To find worthwhile locations that offer great learning opportunities in geology, you have to spend time exploring outcrops, trying to make sense of the geological features that are exposed and then think of ways that students can explore and make sense of them out of their own activity. This inquiry learning process can work well via guided questions that encourage careful exploration and observation and then the unfolding of ideas and understanding. however it doesn’t usually just happen by magic – it takes some working out to frame interesting learning activities at a given unique location.

With a small group of teachers from CiXin School, we explored several locations along the coast north and south of Yilan. Heading South we went to a coastal fishing settlement called Feniaolin.

Here there were some amphibolites (metamorphic rocks) that are part of a long outcrop extending further south. These are amongst the oldest rocks in Taiwan and have been exhumed from many kilometres deep in the earth’s crust.

Just past the fishing wharf there is an area of sea stacks – classic coastal erosion features:

We continued further south to the Nanao Valley where there is a mixture of rocks on the river bed including many huge boulders.
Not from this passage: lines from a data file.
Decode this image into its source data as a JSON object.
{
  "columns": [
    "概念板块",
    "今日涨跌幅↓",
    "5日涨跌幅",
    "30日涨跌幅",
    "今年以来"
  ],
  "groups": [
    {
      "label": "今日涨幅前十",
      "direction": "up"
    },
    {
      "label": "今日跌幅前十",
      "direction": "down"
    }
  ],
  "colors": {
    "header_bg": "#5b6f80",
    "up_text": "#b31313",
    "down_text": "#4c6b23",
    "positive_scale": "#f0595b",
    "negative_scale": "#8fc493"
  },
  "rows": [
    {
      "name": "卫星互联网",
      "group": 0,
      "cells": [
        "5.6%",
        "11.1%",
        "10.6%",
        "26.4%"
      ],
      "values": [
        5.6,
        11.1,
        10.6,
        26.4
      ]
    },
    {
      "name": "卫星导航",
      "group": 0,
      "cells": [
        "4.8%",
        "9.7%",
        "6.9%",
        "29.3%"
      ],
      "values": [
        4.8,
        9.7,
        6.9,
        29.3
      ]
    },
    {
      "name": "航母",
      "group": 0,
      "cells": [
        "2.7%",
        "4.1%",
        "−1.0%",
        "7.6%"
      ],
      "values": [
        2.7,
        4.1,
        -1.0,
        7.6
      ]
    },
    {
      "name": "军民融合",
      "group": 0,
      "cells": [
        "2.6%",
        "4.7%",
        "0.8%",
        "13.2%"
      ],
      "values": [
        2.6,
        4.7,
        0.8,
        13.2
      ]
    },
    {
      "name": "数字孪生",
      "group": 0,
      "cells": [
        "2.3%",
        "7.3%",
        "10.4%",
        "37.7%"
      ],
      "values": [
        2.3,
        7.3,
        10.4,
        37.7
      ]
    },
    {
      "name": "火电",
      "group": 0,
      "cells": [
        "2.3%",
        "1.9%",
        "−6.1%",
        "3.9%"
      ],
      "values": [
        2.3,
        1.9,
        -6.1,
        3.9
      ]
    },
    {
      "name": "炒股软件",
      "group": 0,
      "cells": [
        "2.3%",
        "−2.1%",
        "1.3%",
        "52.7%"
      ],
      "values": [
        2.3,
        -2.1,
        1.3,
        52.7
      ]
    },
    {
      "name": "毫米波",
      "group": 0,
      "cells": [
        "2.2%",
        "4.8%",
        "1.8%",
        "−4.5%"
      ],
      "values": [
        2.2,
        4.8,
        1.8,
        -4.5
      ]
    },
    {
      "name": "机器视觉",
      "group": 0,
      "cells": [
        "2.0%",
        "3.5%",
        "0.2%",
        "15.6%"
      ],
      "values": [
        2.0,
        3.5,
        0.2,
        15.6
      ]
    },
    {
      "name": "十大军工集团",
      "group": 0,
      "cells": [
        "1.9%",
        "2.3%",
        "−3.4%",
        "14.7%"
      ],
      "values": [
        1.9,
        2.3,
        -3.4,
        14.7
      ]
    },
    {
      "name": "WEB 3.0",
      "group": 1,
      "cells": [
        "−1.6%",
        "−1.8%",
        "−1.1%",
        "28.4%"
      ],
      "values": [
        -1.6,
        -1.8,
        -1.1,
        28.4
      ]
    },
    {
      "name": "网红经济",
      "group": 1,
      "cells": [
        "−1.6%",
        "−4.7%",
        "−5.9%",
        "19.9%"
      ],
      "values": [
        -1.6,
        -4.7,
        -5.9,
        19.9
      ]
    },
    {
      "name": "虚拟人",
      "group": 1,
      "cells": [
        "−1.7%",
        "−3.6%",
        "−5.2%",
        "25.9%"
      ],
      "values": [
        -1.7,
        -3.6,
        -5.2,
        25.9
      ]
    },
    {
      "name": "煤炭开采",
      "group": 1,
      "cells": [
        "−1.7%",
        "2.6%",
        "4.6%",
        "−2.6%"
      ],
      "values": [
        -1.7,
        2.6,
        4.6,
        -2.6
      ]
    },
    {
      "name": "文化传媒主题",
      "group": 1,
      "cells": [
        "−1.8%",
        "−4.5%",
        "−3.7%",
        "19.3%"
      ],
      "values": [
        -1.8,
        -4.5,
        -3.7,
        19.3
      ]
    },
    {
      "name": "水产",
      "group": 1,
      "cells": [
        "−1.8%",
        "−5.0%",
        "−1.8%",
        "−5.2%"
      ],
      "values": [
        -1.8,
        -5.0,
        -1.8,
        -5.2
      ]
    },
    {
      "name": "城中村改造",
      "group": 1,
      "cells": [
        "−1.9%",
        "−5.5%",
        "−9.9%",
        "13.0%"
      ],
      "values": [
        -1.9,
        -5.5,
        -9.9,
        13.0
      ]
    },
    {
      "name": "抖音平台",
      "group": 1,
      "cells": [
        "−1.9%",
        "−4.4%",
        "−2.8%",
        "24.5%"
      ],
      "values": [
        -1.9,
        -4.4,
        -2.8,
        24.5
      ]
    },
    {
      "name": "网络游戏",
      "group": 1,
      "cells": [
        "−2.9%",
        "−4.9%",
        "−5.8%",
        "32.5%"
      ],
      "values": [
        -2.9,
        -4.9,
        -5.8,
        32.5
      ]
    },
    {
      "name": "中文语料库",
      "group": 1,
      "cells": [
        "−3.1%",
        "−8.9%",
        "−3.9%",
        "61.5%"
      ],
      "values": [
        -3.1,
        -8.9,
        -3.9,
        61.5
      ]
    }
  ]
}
Some of the boulders were granites (that were once molten magma deep in the earth). They had lumps of schist included in them – fragments of the crustal rocks (xenoliths) that must have been incorporated into the molten magma before it crystallised. – given them a very striking apprearence.

All in all there is plenty here to discover – rocks and minerals that have been metamorphosed by intense pressure and heat a long way down in the earth’s crust.